Research shows that nearly 60 million workers would join a labor union if given the opportunity. So why haven’t they?
For years, policymakers, corporate lobbyists and CEOs in faraway places have stopped at nothing to keep worker power at bay. They weakened the National Labor Relations Act. They attacked collective bargaining rights. And the result has been the declining economic opportunity for young people on the peninsula.
2020 underscored how urgently we need labor law reform.
Under current law, the penalties against employers who illegally fire or retaliate against workers who are trying to form a union are difficult to enforce, and if they are, they’re a mere drop in the bucket. As a result, employers like Amazon who routinely retaliate against pro-union workers, because they know it will undermine the organizing campaign and they will face no real consequences. To them, it’s simply the cost of doing business.
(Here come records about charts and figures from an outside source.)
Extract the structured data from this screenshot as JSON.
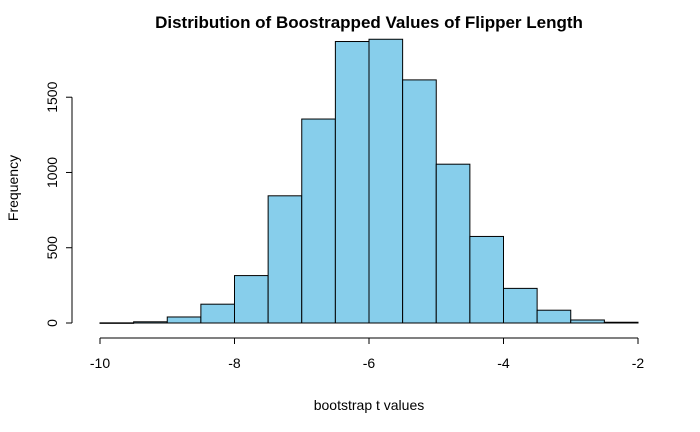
{
  "chart_data": {
    "type": "bar",
    "title": "Distribution of Boostrapped Values of Flipper Length",
    "xlabel": "bootstrap t values",
    "ylabel": "Frequency",
    "xlim": [
      -10,
      -2
    ],
    "ylim": [
      0,
      1900
    ],
    "x_ticks": [
      -10,
      -8,
      -6,
      -4,
      -2
    ],
    "y_ticks": [
      0,
      500,
      1000,
      1500
    ],
    "bins": [
      {
        "x0": -10.0,
        "x1": -9.5,
        "count": 1
      },
      {
        "x0": -9.5,
        "x1": -9.0,
        "count": 8
      },
      {
        "x0": -9.0,
        "x1": -8.5,
        "count": 40
      },
      {
        "x0": -8.5,
        "x1": -8.0,
        "count": 125
      },
      {
        "x0": -8.0,
        "x1": -7.5,
        "count": 315
      },
      {
        "x0": -7.5,
        "x1": -7.0,
        "count": 845
      },
      {
        "x0": -7.0,
        "x1": -6.5,
        "count": 1355
      },
      {
        "x0": -6.5,
        "x1": -6.0,
        "count": 1870
      },
      {
        "x0": -6.0,
        "x1": -5.5,
        "count": 1885
      },
      {
        "x0": -5.5,
        "x1": -5.0,
        "count": 1615
      },
      {
        "x0": -5.0,
        "x1": -4.5,
        "count": 1055
      },
      {
        "x0": -4.5,
        "x1": -4.0,
        "count": 575
      },
      {
        "x0": -4.0,
        "x1": -3.5,
        "count": 230
      },
      {
        "x0": -3.5,
        "x1": -3.0,
        "count": 85
      },
      {
        "x0": -3.0,
        "x1": -2.5,
        "count": 20
      },
      {
        "x0": -2.5,
        "x1": -2.0,
        "count": 5
      }
    ],
    "bar_color": "#87ceeb",
    "bar_border_color": "#000000",
    "grid": false,
    "legend": "none"
  }
}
To me, it’s anti-American.
For the first time in modern history, however, we have the chance to turn this around. The Protecting the Right to Organize (PRO) Act would hold employers accountable and institute real, enforceable penalties for violations of the law. Representative Don Young supported the PRO Act in the U.S. House earlier this year, and I am asking Senator Lisa Murkowski to vote yes when the bill comes to the floor of the U.S. Senate later this year.
The PRO Act would put the decision of whether or not to form a union back where it belongs — in the hands of workers, free from employer interference. We need to rebuild our middle class. We need to pass the PRO Act.